Indeed, he was described by Pep Guardiola, no less, as “the most important player in Spanish football history”, but has perhaps been left behind a little, or at least overshadowed by the goalscoring feats of Cristiano Ronaldo and Leo Messi.
“He has been, because Ronaldo and Messi for six or seven seasons averaged a goal per game,” said Alvaro Romeo on this Thursday’s edition of the Totally Football Show. “Raul’s average was around 0.41, which was astonishing at the time. Also when he started playing, scorelines weren’t that high, and the difference between Barcelona and Real Madrid and the rest of the teams wasn’t as big, so it wasn’t as easy to score goals.”
We looked back on the Champions League of 1995/96 on this week’s show, which was the season that a young Raul really came to prominence. He scored a hat-trick aged just 18 years and 114 days, in the group stage against Ferencvaros, making him still the youngest player to score a Champions League treble, and helped introduce Real back onto the big European stage after a long time away.
“They were suffering in Spain because Johan Cruyff’s Barcelona had won four titles in a row, so Real Madrid was absent from the Champions League for five years,” said Alvaro.
“This was their return to the competition: they came second in their group behind Ajax, and there was probably not a display of quality by a foreign team in Madrid like Ajax did in 1995. To the point that every former Real player, and all the newspapers, understood that Ajax was at a different evolutive level to Real.
“But at the same time Real were getting to grips with what playing in the Champions League was like, and a certain player called Raul broke into the Champions League as a star.
“He scored six goals in that campaign, still 18-years-old, and proved from the beginning that he could be Real Madrid’s star for the next decade. That team wasn’t the ‘Hollywood’ team they are now, and he basically took the reins from a very young age.
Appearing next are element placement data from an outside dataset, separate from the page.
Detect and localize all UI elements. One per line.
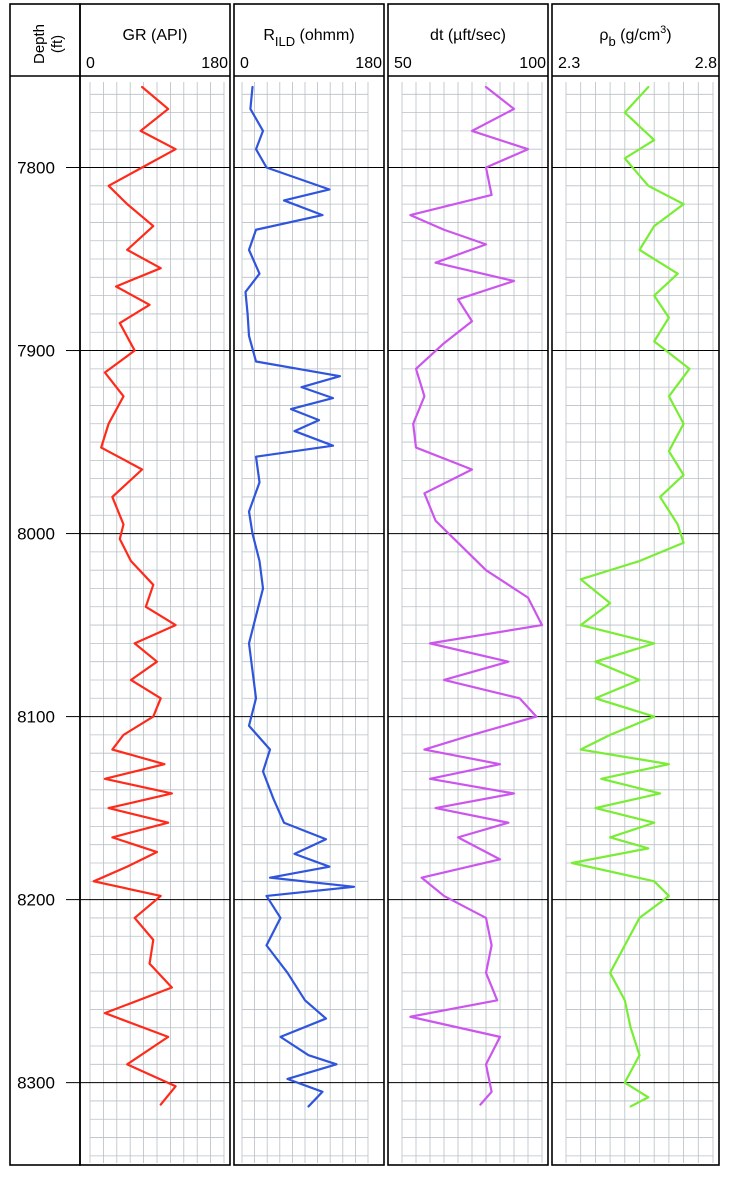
depth-axis-label: Depth <box>31 24 48 64</box>
series-line-dt <box>409 85 544 1106</box>
track-rild: RILD (ohmm) 0 180 <box>233 3 385 1166</box>
track-grid-gr <box>80 82 230 1163</box>
track-grid-rhob <box>552 82 719 1163</box>
track-min-label-rhob: 2.3 <box>558 55 580 72</box>
track-max-label-gr: 180 <box>201 55 228 72</box>
series-line-gr <box>92 85 177 1106</box>
track-min-label-gr: 0 <box>86 55 95 72</box>
track-dt: dt (µft/sec) 50 100 <box>387 3 549 1166</box>
track-border-rild <box>233 3 385 1166</box>
depth-tick-label: 8300 <box>17 1074 55 1093</box>
track-rhob: ρb (g/cm3) 2.3 2.8 <box>551 3 720 1166</box>
frame-group <box>9 3 81 1166</box>
track-grid-dt <box>388 82 548 1163</box>
depth-tick-label: 8100 <box>17 708 55 727</box>
track-max-label-dt: 100 <box>519 55 546 72</box>
depth-axis-group: 7800 7900 8000 8100 8200 8300 <box>17 159 80 1093</box>
track-title-dt: dt (µft/sec) <box>430 27 506 44</box>
track-min-label-rild: 0 <box>240 55 249 72</box>
depth-tick-label: 8000 <box>17 525 55 544</box>
depth-tick-label: 7900 <box>17 342 55 361</box>
track-grid-rild <box>234 82 384 1163</box>
track-gr: GR (API) 0 180 <box>79 3 231 1166</box>
depth-axis-unit: (ft) <box>49 35 66 53</box>
depth-tick-label: 7800 <box>17 159 55 178</box>
track-min-label-dt: 50 <box>394 55 412 72</box>
track-border-dt <box>387 3 549 1166</box>
track-max-label-rild: 180 <box>355 55 382 72</box>
track-title-gr: GR (API) <box>123 27 188 44</box>
track-max-label-rhob: 2.8 <box>695 55 717 72</box>
depth-column-border <box>9 3 81 1166</box>
track-title-rild: RILD (ohmm) <box>263 27 354 49</box>
series-line-rhob <box>570 85 691 1108</box>
series-line-rild <box>244 85 356 1108</box>
track-title-rhob: ρb (g/cm3) <box>599 24 671 49</box>
track-border-rhob <box>551 3 720 1166</box>
header-group: Depth (ft) <box>31 24 66 64</box>
depth-tick-label: 8200 <box>17 891 55 910</box>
“Raul has always been there, and he was the catalyst for Real Madrid to win a few Champions Leagues, in 1998, 2000 and 2002. That season [95/96] for Raul was one where he matured: he fell out with the manager, Arsenio Iglesias, so much that the club had to fine him €6,000, and he also started doing too many adverts and the club had to warn him that wasn’t acceptable and he had to focus on football.”